Тут Григорий Егорович вдруг весь преобразился и сказал страстно:
— У меня на этот счет своя теория есть, я думаю, что весь Советский Союз, вся бывшая империя превратится скоро в светлое православное Царство! Все народы добровольно и с любовью к друг другу соединятся во Христе. Соборно!
— Не ожидал от тебя, запел как Соломинка.
— А я думаю, никто с нами не пойдет, одни мы останемся, — вешалась в разговор Лизочка. — А в конце и Урал и Сибирь потеряем. И Москву — там будет главный вертеп. И будет как встарь только Владимирская Русь, бедная и обобранная. Вот в ней то пламя православное, может быть, и возгорится вновь.
— А может и потухнет навсегда. Без тюменской нефти тут гореть нечему, — не сдержался я.
— Потухнет это пламя, а возгорится новое. Русская земля — святая, у русских души как свечки горят.
— И до тла сгорают.
Тут раздался властный стук в дверь. Дискуссия прекратилась. В дом ввалился громадный старик — отец Ливерий в черном длинном пальто поверх облачения. Он всех благословил. Григорий Егорович и Лизочка поцеловали ему руку.
Сели за стол — «откушать, что Бог подал».

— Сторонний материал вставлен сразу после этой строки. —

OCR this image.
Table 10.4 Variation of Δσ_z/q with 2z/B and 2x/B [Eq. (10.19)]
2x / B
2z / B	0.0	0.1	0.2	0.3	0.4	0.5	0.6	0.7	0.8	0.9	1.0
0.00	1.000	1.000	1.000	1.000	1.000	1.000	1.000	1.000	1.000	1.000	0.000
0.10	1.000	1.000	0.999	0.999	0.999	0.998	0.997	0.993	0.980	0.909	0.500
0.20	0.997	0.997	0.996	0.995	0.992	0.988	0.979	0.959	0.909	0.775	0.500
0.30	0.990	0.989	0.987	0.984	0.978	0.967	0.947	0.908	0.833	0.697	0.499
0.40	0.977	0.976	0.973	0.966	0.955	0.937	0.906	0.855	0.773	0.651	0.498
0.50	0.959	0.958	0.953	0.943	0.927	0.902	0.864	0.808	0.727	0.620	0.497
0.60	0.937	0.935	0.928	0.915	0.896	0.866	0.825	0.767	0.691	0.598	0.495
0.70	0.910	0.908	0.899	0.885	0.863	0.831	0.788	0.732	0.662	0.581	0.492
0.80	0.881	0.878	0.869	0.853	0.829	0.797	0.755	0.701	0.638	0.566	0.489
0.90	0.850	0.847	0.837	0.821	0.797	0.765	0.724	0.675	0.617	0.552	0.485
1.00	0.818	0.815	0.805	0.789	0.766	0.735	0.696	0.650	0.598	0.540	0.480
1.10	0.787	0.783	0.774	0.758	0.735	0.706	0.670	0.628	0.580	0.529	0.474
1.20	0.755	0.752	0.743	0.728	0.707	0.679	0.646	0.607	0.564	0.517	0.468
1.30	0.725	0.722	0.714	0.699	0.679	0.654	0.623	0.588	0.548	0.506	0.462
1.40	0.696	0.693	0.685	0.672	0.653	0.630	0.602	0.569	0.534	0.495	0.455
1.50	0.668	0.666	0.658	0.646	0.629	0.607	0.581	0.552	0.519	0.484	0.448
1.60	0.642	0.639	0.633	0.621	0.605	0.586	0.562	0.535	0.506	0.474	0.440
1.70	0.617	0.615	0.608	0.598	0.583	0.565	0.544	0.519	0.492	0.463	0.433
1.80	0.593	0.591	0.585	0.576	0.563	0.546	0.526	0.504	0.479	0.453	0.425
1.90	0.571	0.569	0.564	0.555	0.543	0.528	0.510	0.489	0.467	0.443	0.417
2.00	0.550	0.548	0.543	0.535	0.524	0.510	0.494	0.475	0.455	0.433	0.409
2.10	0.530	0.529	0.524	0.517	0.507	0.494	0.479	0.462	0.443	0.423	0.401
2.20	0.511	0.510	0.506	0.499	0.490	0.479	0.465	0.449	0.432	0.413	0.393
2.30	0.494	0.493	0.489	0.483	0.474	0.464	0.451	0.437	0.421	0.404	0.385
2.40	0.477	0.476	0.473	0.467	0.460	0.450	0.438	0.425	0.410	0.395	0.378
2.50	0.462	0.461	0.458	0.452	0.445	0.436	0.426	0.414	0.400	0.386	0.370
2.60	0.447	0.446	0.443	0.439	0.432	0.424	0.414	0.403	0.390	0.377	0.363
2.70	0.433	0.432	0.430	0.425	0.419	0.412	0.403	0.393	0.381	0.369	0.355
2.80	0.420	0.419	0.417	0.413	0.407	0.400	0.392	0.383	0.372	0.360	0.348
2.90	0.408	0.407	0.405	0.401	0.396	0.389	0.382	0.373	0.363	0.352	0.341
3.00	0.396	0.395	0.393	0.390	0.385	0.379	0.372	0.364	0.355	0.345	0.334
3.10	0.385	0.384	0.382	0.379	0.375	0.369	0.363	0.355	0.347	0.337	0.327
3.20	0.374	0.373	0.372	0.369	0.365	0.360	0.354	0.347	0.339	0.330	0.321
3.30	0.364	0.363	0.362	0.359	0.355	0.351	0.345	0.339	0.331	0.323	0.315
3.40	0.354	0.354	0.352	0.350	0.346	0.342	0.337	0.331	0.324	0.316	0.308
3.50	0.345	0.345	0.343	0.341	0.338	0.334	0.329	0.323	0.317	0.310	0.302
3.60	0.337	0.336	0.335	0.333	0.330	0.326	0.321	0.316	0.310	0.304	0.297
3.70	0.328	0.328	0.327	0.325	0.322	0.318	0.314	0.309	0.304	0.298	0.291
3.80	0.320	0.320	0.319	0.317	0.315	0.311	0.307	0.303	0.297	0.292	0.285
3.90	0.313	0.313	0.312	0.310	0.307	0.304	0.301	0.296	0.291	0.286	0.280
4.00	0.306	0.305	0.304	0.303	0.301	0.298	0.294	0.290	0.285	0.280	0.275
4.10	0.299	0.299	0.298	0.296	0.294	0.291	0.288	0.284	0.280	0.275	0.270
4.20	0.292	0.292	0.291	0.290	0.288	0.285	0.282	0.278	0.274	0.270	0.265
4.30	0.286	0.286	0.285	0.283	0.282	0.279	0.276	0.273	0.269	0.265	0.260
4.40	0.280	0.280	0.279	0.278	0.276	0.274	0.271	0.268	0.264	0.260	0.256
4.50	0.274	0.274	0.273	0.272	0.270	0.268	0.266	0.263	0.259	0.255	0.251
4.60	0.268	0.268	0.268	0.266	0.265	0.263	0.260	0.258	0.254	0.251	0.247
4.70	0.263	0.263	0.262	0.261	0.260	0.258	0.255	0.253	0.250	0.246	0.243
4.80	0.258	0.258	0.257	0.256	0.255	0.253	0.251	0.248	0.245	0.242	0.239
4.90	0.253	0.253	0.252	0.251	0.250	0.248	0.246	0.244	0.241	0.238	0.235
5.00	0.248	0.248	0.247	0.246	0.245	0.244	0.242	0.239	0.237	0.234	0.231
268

Отец Ливерий помолился. Во время молитвы все грустно смотрели вниз. Потом благословил еду и водку. Выпил, не морщась, рюмку. Чувствовалось — опытный боец. Я водку только пригубил, пить не стал — надо было сохранить ясность ума для разговора. Хозяева тоже выпили. Закусили все макаронами по-флотски и салатом. Потом подали чай, разрезали торт. Про торт батюшка высказался странно:
— Ох, вкусен как бобер!
Возгласил:
— Ах ты, трясина зыбучая! Нагрешу перед постом.
И съел три больших куска.
После еды направились к ульям. Батюшка разжег кадило, начал кадить и читать молитвы. Он их не читал и даже не проговаривал, а очень быстро бубнил. Я не мог понять ни одного слова, хотя специально изучал старославянский. Григорий Егорович смотрел умиленно то на батюшку, то на ульи. Лизочка была спокойна. Еще во время учебы на мехмате она прошла все фазы — духовного развития, увлекалась дзен-буддизмом и экзистенциализмом, Малером и Шнитке, читала Веды и Хайдеггера. Все это серьезно. Остановилась на родном православии и обрела в нем покой и счастье. Да так глубоко в этот мир погрузилась, что смогла увлечь и Григория Егоровича, хотя и не без шарма Соломинки.
Лина и Илона во время процедуры освящения пчел хихикали и смеялись, но не мешали. Ромочка спал. Матрена была заперта в сарайке.
Я все время задавал сам себе вопрос — что же с тобой произошло, почему ты не хохочешь как эти милые дети, а всерьез участвуешь в этой идиотской церемонии? И приходил к неутешительному выводу — я ослабел, смирился с абсурдностью жизни, с собственной слабостью и даже нашел способ получать от всего этого удовольствие.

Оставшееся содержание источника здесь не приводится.